Abstract

The recrudescence of counterinsurgency warfare during the U.S.-led campaigns in Afghanistan and Iraq is a familiar tale. The attempted transformation of conventional military might into the sort of sophisticated politico-military instrument that could deal with the complex challenge of armed political rebellion in both of those conflicts has since preoccupied countless scholars and military practitioners interested in the subject of irregular warfare. But if it is a familiar tale, it is also a well-worn one and an artificially narrow one at that. Distracted by these two major conflicts we have allowed the narratives of Iraq and Afghanistan to elide our understanding of the ways in which, at the hands of U.S. policymakers and their military and international collaborators, irregular warfare in all its multifarious guises came to characterize the American way of war across much of the globe in the two decades following the September 11 attacks.

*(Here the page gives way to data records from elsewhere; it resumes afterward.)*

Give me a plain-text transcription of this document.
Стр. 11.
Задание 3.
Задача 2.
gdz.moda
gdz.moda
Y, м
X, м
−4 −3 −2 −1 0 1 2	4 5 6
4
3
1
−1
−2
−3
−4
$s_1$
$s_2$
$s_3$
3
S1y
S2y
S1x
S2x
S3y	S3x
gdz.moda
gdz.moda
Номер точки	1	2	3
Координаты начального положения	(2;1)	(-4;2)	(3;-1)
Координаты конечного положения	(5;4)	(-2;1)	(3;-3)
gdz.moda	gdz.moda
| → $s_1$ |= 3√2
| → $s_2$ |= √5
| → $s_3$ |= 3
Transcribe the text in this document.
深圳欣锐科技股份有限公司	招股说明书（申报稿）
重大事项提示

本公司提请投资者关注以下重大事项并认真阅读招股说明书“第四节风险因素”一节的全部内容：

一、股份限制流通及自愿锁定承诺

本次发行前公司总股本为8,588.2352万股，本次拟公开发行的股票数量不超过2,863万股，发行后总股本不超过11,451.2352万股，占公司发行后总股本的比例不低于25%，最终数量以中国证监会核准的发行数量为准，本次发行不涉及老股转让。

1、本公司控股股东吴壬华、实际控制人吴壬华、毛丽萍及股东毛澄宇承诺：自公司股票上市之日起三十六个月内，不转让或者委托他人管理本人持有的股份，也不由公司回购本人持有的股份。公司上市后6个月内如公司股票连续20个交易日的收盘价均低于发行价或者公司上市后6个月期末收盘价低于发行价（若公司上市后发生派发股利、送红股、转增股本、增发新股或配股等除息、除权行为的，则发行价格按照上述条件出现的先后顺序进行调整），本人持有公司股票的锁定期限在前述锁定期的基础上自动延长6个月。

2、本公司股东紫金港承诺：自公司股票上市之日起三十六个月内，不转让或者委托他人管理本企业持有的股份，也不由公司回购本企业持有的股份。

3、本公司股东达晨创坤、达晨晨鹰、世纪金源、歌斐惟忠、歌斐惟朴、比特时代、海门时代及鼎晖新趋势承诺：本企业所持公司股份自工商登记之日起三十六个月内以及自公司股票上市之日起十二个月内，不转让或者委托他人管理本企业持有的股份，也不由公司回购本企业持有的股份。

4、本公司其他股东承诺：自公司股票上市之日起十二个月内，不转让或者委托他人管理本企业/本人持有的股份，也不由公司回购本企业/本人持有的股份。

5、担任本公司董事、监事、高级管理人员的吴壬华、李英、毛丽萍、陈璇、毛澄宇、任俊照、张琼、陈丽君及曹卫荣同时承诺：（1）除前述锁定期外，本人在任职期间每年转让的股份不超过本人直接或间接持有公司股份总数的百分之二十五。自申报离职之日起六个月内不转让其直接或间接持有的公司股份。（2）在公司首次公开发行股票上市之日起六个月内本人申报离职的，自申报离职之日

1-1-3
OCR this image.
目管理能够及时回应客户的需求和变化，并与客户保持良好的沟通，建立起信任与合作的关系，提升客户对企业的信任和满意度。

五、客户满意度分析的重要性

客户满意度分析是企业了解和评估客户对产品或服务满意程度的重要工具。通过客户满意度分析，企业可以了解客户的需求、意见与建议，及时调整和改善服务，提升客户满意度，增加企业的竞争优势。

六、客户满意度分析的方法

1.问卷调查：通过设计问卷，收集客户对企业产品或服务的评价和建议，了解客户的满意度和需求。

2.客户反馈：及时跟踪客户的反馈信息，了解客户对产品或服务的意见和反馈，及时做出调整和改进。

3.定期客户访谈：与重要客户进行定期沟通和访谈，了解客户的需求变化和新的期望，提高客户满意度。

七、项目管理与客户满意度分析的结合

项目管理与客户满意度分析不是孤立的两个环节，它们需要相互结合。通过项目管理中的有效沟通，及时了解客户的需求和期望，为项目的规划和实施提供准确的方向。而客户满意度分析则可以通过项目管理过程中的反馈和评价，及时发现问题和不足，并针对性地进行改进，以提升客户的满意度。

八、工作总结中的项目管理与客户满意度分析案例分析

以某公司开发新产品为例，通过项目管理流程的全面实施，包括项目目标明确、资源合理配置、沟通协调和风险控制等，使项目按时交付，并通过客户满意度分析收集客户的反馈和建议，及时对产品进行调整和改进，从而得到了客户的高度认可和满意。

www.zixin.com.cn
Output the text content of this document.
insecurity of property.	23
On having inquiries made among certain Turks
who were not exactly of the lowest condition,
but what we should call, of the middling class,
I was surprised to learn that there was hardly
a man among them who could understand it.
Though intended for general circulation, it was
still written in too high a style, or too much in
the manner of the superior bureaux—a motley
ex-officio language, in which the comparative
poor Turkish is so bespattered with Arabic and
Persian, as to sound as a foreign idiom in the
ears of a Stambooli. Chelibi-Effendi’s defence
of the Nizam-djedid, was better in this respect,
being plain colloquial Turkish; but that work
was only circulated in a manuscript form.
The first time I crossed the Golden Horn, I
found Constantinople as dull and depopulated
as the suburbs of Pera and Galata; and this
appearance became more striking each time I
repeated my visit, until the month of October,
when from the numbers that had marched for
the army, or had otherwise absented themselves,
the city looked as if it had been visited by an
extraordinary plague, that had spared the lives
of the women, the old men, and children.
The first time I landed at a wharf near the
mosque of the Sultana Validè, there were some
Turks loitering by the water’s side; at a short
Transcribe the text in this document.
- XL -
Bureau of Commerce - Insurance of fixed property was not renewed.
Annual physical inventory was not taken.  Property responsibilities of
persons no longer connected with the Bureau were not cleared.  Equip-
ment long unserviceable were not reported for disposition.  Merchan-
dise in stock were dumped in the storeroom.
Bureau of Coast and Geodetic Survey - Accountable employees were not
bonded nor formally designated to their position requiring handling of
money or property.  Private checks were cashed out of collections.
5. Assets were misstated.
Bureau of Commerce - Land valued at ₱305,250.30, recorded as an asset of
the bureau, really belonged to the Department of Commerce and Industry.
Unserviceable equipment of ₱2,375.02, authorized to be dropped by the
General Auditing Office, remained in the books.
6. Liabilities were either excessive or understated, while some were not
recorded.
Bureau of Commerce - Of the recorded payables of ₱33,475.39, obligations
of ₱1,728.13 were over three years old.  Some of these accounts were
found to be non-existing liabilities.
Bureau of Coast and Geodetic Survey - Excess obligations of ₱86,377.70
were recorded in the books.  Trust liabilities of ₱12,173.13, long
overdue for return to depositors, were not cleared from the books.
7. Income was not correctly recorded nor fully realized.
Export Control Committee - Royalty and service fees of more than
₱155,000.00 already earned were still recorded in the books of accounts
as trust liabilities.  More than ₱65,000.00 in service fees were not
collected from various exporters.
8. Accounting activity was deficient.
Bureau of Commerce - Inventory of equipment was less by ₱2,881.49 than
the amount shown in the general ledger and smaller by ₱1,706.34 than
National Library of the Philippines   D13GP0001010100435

Full Spectrum Dominance corrects this lacuna, and to impressive effect. Ryan has refocused attention away from the quagmires of Afghanistan and Iraq and turned our eyes instead to the Southern Philippines archipelago, the empty quarters of Mali and Niger, the Horn of Africa, the Arabian Peninsula and the Caspian basin. In so doing, she illustrates how the events of 9/11 turbocharged the Bush regime’s aspiration to supplement America’s dominance in its conventional and nuclear capabilities by achieving ‘full-spectrum dominance’ in all forms of warfare. By perceiving the defining strategic challenge of the era to be the threat of Islamic terrorism, by choosing to perceive that threat as being fostered and nourished by a succession of failing states and ‘ungoverned spaces’ across the developing world, and furthermore by spying the opportunity to simultaneously address ancillary concerns over matters of energy security in many of those same regions, the scene was set for U.S. policymakers to forge their country’s irregular warfare capabilities into a defining component of U.S. grand strategy for the duration of the Bush and Obama administrations.
Ryan illustrates how from late 2001 U.S. Special Operations Forces (SOF) flooded into a range of locations on the so-called ‘periphery’, their targeting of the global jihadist insurgency aided and abetted by local regimes spying the opportunity to extract valuable financial and military assistance from Washington for their own ends. The scene was now set for America’s irregular warfare practitioners to put their skills to the test. Advisory roles, train and assist missions, propaganda and information campaigns, counterterrorism and counterinsurgency operations, drone assassinations; the full gamut of irregular warfare capabilities was unveiled in a variety of shadowy backwaters as ‘operators’ sought to craft the conditions that would undermine either the emergence of Islamic terror groups or deprive more established elements their freedom of operation.
Almost inevitably the seductive promises offered by this turn to irregular warfare remained largely illusory. In the southern Philippines, the conflation of the local Islamic extremist Abu Sayaf Group (ASG) with a broader Al-Qaeda-inspired global insurgency obscured the far more relevant and parochial explanation of a lengthy tradition of ethnic marginalization of the Muslim Bangsamoro people at the hands of the Philippine state. Such a misdiagnosis ensured that the lengthy and concerted U.S. military assistance effort to the Manila government had a little observable effect upon the ASG’s operational capacities. In Mali and Niger, various forms of capacity-building designed to pre-empt the emergence of Islamic militancy in that region proved a minimal impediment to both Al-Qaeda and indeed Islamic State’s subsequent ability to make ground there, while in Somalia attempts by the United States to use neighbouring Ethiopian proxies to undermine the dominant Islamic Courts Union’s (ICU) hold on power simply resulted in the emergence of a far more powerful, capable and unpleasant adversary in the form of Al-Qaeda allied Al Shabaab. In the Caspian basin, by contrast, the train-and-assist programme designed to aid the Georgian government’s offensive against Chechen militants in the Pankisi Gorge may have blended conveniently with pre-existing U.S. concerns over regional oil security, but it soon exposed the problematic implications of forging intimate military relations with a country that was viewed by a major strategic rival – Russia – with intense suspicion.
By way of forensic interrogation of the official sources Ryan lifts the lid on these previously little known missions (and others) and knits them together into a much broader whole; that of a concerted attempt, across the span of nearly two decades, to use irregular warfare capabilities to undermine and destroy a range of violent non-state actors that American policymakers perceived as comprising a pressing threat to vital U.S. interests. Those capabilities and doctrines were undoubtedly impressive. But when arrayed against the layered and highly specific complexities pertaining to these lesser-known fronts on ‘The War on Terror’, irregular warfare proved far less than the sum of its parts.